Jakob war fassungslos.

„Du willst die Freunde anlügen? Du willst Marti anlügen? Weißt du, was du dem damit antust? Falls es dir noch nicht aufgefallen sein sollte, Marti liebt dich! Und außerdem ... alle wissen, das Steve auf Larissa steht! Du spinnst ja komplett!“
 

„Von wollen, lieber Bruder, kann hier überhaupt keine Rede sein! Wenn ich ich eine andere Lösung hätte ... aber ich habe keine! Ich will Marti nicht so weh tun, ich liebe ihn nämlich auch! So, nun hab ich es endlich einmal ausgesprochen. Mich wird es umbringen, ihm ins Gesicht zusehen und zu belügen, ihm zu sagen, ich liebe einen anderen. Aber verdammt noch mal, es geht hier um nicht mehr und nicht weniger als Larissas Leben. Und die ist mir wie eine Schwester ans Herz gewachsen!“

Er schniefte. Ihm war zum Heulen zumute.
 

„Und du solltest auch ein bisschen was für sie übrig haben. Wenn wir sie nicht kennengelernt hätten, dann wärst du jetzt tot, ich wäre im Verlies als dein Mörder und Friedrich vom Schlossberge würde möglicherweise jetzt auf dem Thron sitzen und das Reich regieren! Ihr kleiner Hund hat uns nämlich allen den Arsch gerettet, nur falls du das vergessen hast!“

„Ich mag die kleine ja auch“, sagte Jakob. „Aber sie alle belügen? Die Freunde? Marti? Und auch Felix?“

„Also“, knurrte Daniel, „hilfst du mir jetzt?“

Jakob stöhnte.

Dann nickte er langsam, mit tränenglänzenden Augen.

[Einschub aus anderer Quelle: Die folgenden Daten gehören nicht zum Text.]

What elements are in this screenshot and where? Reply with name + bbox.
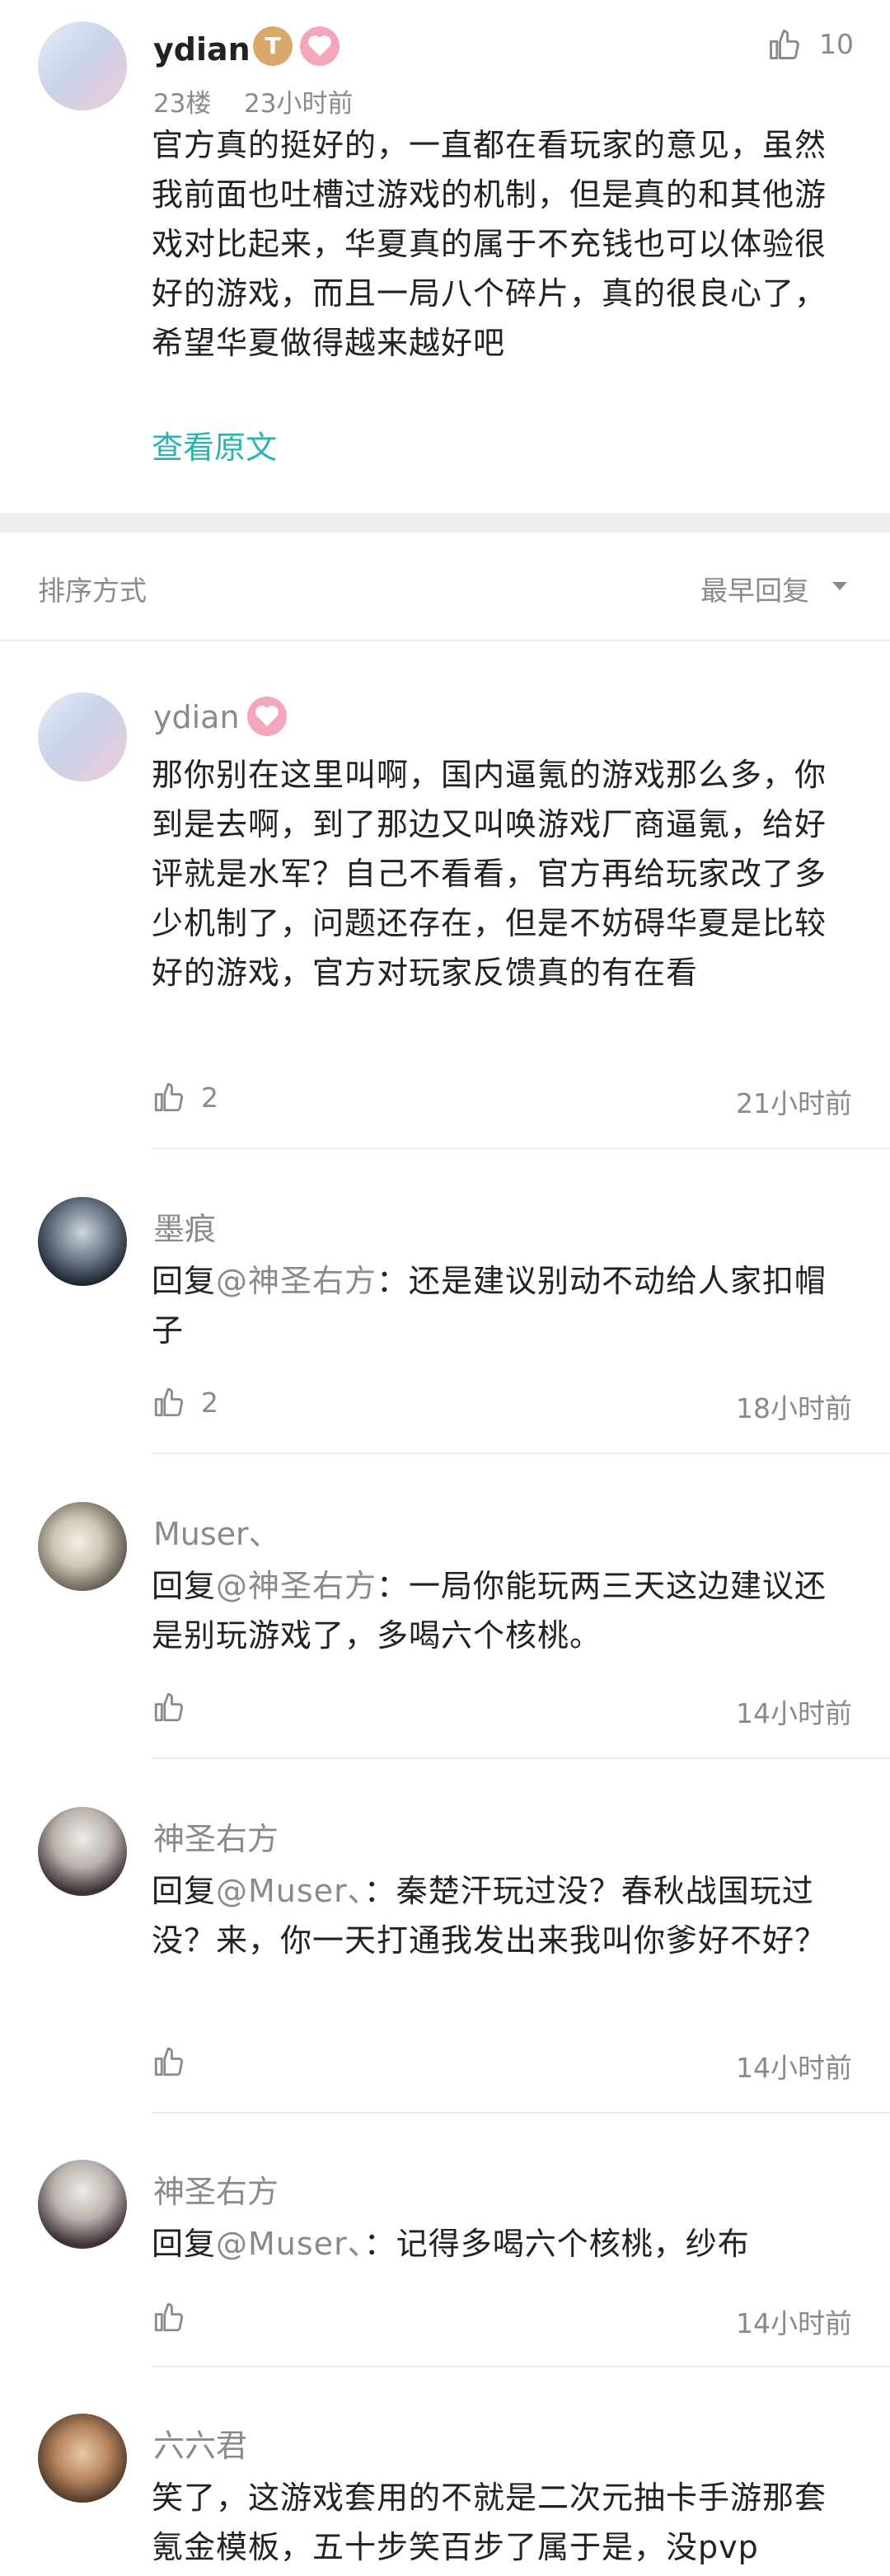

„Du bist mein Bruder“, sagte er. „Und auch wenn ich mit der ganzen Sache nicht glücklich bin, sehe ich doch, dass du recht hast. Trotzdem ...“

„... ist es riesen Scheiße, verdammt, ich weiß“, fuhr Daniel fort und nahm ihn in eine brüderliche Umarmung.
 

Eine ganze Weile standen sie so.

Schließlich lösten sie sich voneinander und machten sich auf den Weg zum Krankenhaus.
 

Das wird nicht gut gehen, dachte Jakob.

Selbst wenn es uns gelingt, auf diese Weise Larissa zu retten. Freundschaften werden daran zerbrechen. Daniel wird Marti verlieren.

Und ich ... dachte er und schauderte bei dem Gedanken, ich ... werde womöglich Felix verlieren, denn wie soll der mir eine solche Lüge verzeihen.

Tränen schossen ihm in die Augen, während er neben seinem Bruder die Straße entlang in Richtung U-Bahn Station trabte.